News outlets will tell you that society is slowly becoming less secure as time passes, and in no place is it more prevalent that with large corporations. Don't get me wrong. I'm all in favour of technology firms such as Amazon or Microsoft using our data to make life better and easier for us as consumers, but there's a fine line here that shouldn't be crossed.
Orwell's visions laid out in his seminal work 1984 has often been used as a focal point for technological innovation. Indeed, with the advent of smart home devices, complete with both screens and built-in cameras and microphones, it comes as little surprise that this is where the comparisons start to begin. If you've read the book, you'll know that Winston's flat, much like everybody else's, is fitted with a constantly monitored Telescreen. With this, it surveys his entire life. As a result, with smart home devices such as Amazon's Echo line, there's always been allegations of the American firm listening into what otherwise could be deemed as private conversations that they've got no business to be a part of, contesting the idea that these large firms are being far too intrusive for anyone's liking.

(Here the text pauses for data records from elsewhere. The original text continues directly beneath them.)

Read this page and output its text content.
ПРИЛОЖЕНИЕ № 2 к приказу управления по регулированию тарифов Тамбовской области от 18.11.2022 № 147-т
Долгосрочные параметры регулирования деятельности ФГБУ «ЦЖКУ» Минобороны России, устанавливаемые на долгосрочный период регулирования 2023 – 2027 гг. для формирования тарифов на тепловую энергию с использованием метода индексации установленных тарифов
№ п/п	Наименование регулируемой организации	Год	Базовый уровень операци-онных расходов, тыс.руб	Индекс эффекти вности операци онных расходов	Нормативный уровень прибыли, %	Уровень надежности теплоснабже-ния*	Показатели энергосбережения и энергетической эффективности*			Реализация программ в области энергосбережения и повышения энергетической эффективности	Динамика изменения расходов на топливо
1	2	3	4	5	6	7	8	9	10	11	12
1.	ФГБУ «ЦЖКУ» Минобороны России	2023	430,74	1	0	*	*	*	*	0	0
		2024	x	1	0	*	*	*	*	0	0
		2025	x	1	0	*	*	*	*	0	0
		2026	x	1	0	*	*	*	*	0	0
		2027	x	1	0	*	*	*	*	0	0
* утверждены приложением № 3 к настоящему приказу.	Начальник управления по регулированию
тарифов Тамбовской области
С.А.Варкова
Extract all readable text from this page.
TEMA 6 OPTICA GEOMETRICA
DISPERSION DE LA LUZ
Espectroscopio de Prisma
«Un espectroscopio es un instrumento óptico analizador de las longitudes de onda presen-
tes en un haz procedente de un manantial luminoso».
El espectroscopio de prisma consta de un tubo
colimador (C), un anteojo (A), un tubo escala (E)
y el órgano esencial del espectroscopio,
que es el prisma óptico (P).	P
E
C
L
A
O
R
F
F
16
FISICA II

Sure, there's merits in listening to some conversations, with the aim of improving a user service, in the same way that communication firms such as Virgin Media or Sky may record phone calls for user training purposes, which in turn should help to improve the service. We're all aware of this practice, and for businesses such as those, it makes a lot of sense to do so. Whist big tech firms such as Amazon or Facebook are, on the surface, providing a different service, they still have a need for such data. The true purpose of Amazon listening in to a minute fraction of any of our probably futile conversations with Alexa about the weather or playing your playlist of music is to improve the service, but, when digging deeper, other such purposes become a little more apparent.
It's no real surprise to anyone that Amazon listen in to these conversations, but there's a growing paranoia surrounding the extent to both what they know about us as consumers, and how much they're actually aware of. One of the BBC's latest Panorama documentaries explored this very topic in some detail, offering some intriguing discussion points in the process. The documentary demonstrated in clear detail how former Amazon executives are frightened by the direction that the supersized commerce firm is headed into, with the idea that, even since the very beginning back for Jeff Bezos and co in the late nineties, one of the best methods to ensure success was to harness the power of data. The emergence of click-based metrics and tracking cookies enable Amazon to build a persona of each individual customer, to then push certain products to the user. Amazon themselves have said that, despite a patent for conversation-rooted targeted advertising being filed way back in 2014, it isn't representative of the future of the firm.
With all this though, it's integral to understand the difference between understanding customer buying habits and invasion of privacy. With the way that Amazon appear to be going about things, it's erring on the side of an invasion of privacy, especially given the fact the whole charade of building characters out of buying habits. Spending evenings with beer and pizza, as some Amazon employees do, in such character building sessions does seem a bit obsessive, don't you think? In addition, whilst businesses often have an idea of who a product is aimed at, with the sheer size of Amazon's marketplace and variety of products sold, think how many such characters have been built over the years. It's frightening.
With this though, harnessing the power of data isn't all bad. Whilst it's only a small example, the data collected by Spotify has allowed for some interesting things. As a pretty big user myself, it's nice to mooch through the Discover Weekly playlist or the Daily Mixes that the service creates based on my listening habits. For these purposes, the collection of data makes sense, as it can be put to good use, and hopefully push undiscovered acts to new heights,
It's clear that the world hasn't been plunged into the Orwellian abyss just yet, but we are hurtling towards it quicker than expected. If firms such as Facebook and Amazon continue to indulge in dabbling in people's private lives, it's not going to end well for society. That being said, we'll have to wait and see what the next set of technological innovation brings and indeed, the next methods of prying into people's private lives.